If ever a place was made for an art festival, Lamu is that place. Around every corner on this ancient island is another striking scene that makes one stop and grab for the camera or the easel. The fusion of Swahili architecture, elegant customs, ornate crafts and aromatic spices ignites the imagination and inspires ingenuity. In the words of Zihan Kassam, artist and art curator, ‘Lamu has long understood the artistic ingredients that bring splendour and luxury to everyday life’.-
Perhaps for this reason, the number of internationally acclaimed artists who have made the island their home, or visit frequently, reads like a who’s who of the art world. Names like Nicholas Logsdail, Mary Soam, Marina Abramovic, Anish Kapoor, Alexandra Spyratos and Fitsum Berhe Woldelibanos roll off the tongue on this island of innovation. And the people of Lamu are extraordinarily inventive too. Wander the alleys and you’ll find tables of ancient dhow wood, jewellery of the beads of the trade routes, beach bags of adorned canvas sails and walls decorated with original murals.
To celebrate this artistry, patron of the arts Herbert Menzer and photographer Roland Klemp established the Shela Hat Contest in 2010. Known locally as the Mad Hatters’ Contest, the event gave locals the opportunity to express their ingenuity and creativity in the making of hats – for who doesn’t need a hat in the dazzling sunlight of Lamu? The event was an immediate hit. The hats combined shells, coral, pipes, bones, flipflops, feathers, fabric, palm leaves, coconut husks and everything else found on the island; many made satirical statements of political or environmental significance that had the judges and audience laughing – or wincing.
In 2016, in the days preceding the Shela Hat Contest, the Lamu County Government established the Lamu Art Festival. Its aim was to bring together all the artists already based on the island, to showcase the art already being created here, and to invite new artists to visit the island and exhibit here. Herbert Menzer handpicked artists from around the world who congregated in Lamu, their mission to create a body of work inspired by the island.
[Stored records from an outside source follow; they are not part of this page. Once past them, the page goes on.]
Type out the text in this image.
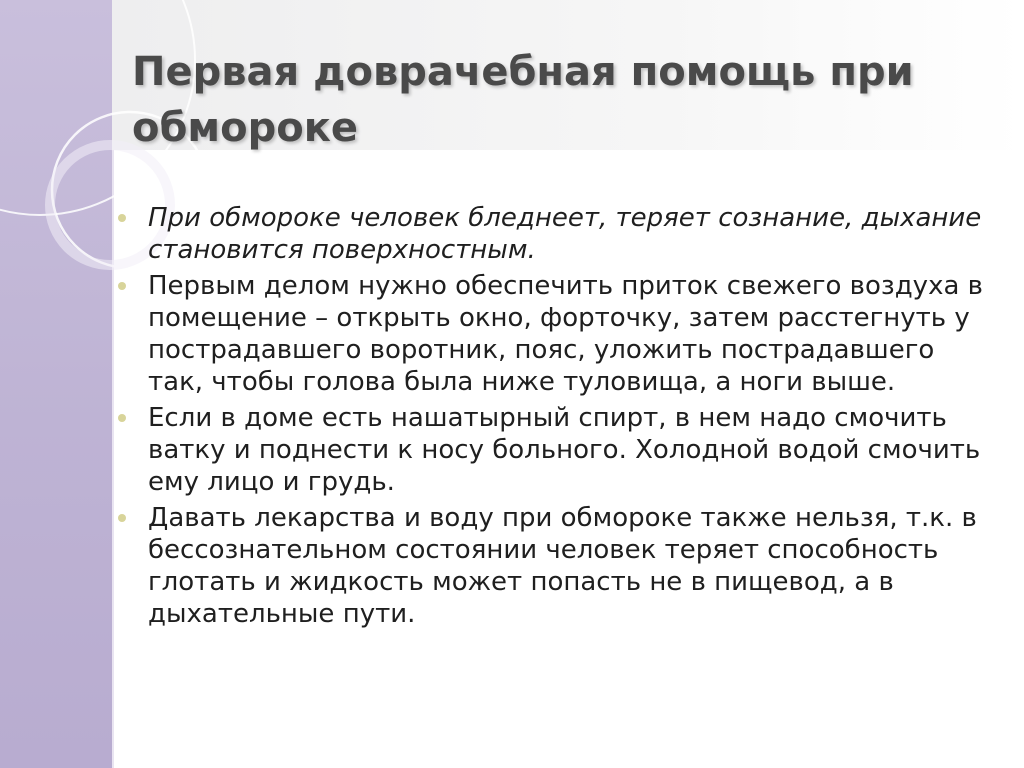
Первая доврачебная помощь при обмороке
При обмороке человек бледнеет, теряет сознание, дыхание становится поверхностным.
Первым делом нужно обеспечить приток свежего воздуха в помещение – открыть окно, форточку, затем расстегнуть у пострадавшего воротник, пояс, уложить пострадавшего так, чтобы голова была ниже туловища, а ноги выше.
Если в доме есть нашатырный спирт, в нем надо смочить ватку и поднести к носу больного. Холодной водой смочить ему лицо и грудь.
Давать лекарства и воду при обмороке также нельзя, т.к. в бессознательном состоянии человек теряет способность глотать и жидкость может попасть не в пищевод, а в дыхательные пути.
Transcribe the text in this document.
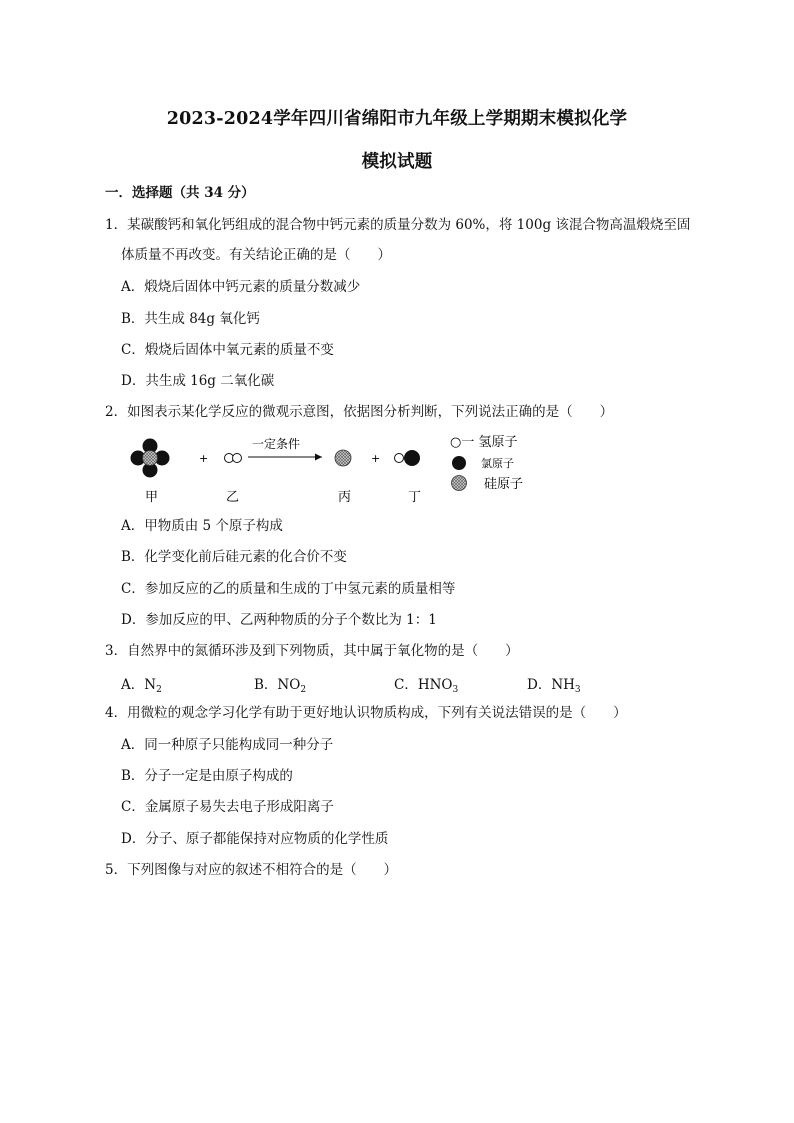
2023-2024学年四川省绵阳市九年级上学期期末模拟化学
模拟试题
一．选择题（共 34 分）
1．某碳酸钙和氧化钙组成的混合物中钙元素的质量分数为 60%，将 100g 该混合物高温煅烧至固
体质量不再改变。有关结论正确的是（　　）
A．煅烧后固体中钙元素的质量分数减少
B．共生成 84g 氧化钙
C．煅烧后固体中氧元素的质量不变
D．共生成 16g 二氧化碳
2．如图表示某化学反应的微观示意图，依据图分析判断，下列说法正确的是（　　）
+
一定条件
+
○一 氢原子
氯原子
硅原子
甲	乙	丙	丁
A．甲物质由 5 个原子构成
B．化学变化前后硅元素的化合价不变
C．参加反应的乙的质量和生成的丁中氢元素的质量相等
D．参加反应的甲、乙两种物质的分子个数比为 1：1
3．自然界中的氮循环涉及到下列物质，其中属于氧化物的是（　　）
A．$N_2$	B．$NO_2$	C．$HNO_3$	D．$NH_3$
4．用微粒的观念学习化学有助于更好地认识物质构成，下列有关说法错误的是（　　）
A．同一种原子只能构成同一种分子
B．分子一定是由原子构成的
C．金属原子易失去电子形成阳离子
D．分子、原子都能保持对应物质的化学性质
5．下列图像与对应的叙述不相符合的是（　　）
The event was such a success that it was replicated, with different artists, in 2017. In 2018, however, something slightly different is planned. Two Russian artists will take on the role of Artists in Residence; their stay will culminate with a display of their work at the lovely Baitil Aman in Shela on the weekend of 16th to 18th February. Svetlana Tiourina studied under the mentorship of acclaimed Russian artist Igor Vasiliev; immediately struck by the images and colours of Lamu when she first visited, she can be seen sketching in boats, alleyways and local eateries around the island. Maria Kolyvanova studied art at the Academy of the City of Perm and was also so taken by Lamu the first time she came she has created a collection of pieces set on and around the island. Famed sculptor Joachim Sauter will also be on site. Moved by the Maweni miners of Manda Island, he has created a series of outsized sculptures of the stone carriers that will be on display throughout the weekend.
Peponi Hotel, the cornerstone of Shela, in conjunction with Circle Art Gallery of Nairobi, will be exhibiting work from a number of East Africa’s emerging new artists, as well as watercolours and drawings by Lamu’s talented residents.
The weekend will – of course – feature the Shela Hat Contest on the Saturday on the beach outside Peponi, a reggae party at Diamond Beach on Manda Island that same night, and the infamous and highly contested Mad Hatters’ Dhow Race along the channel on Sunday.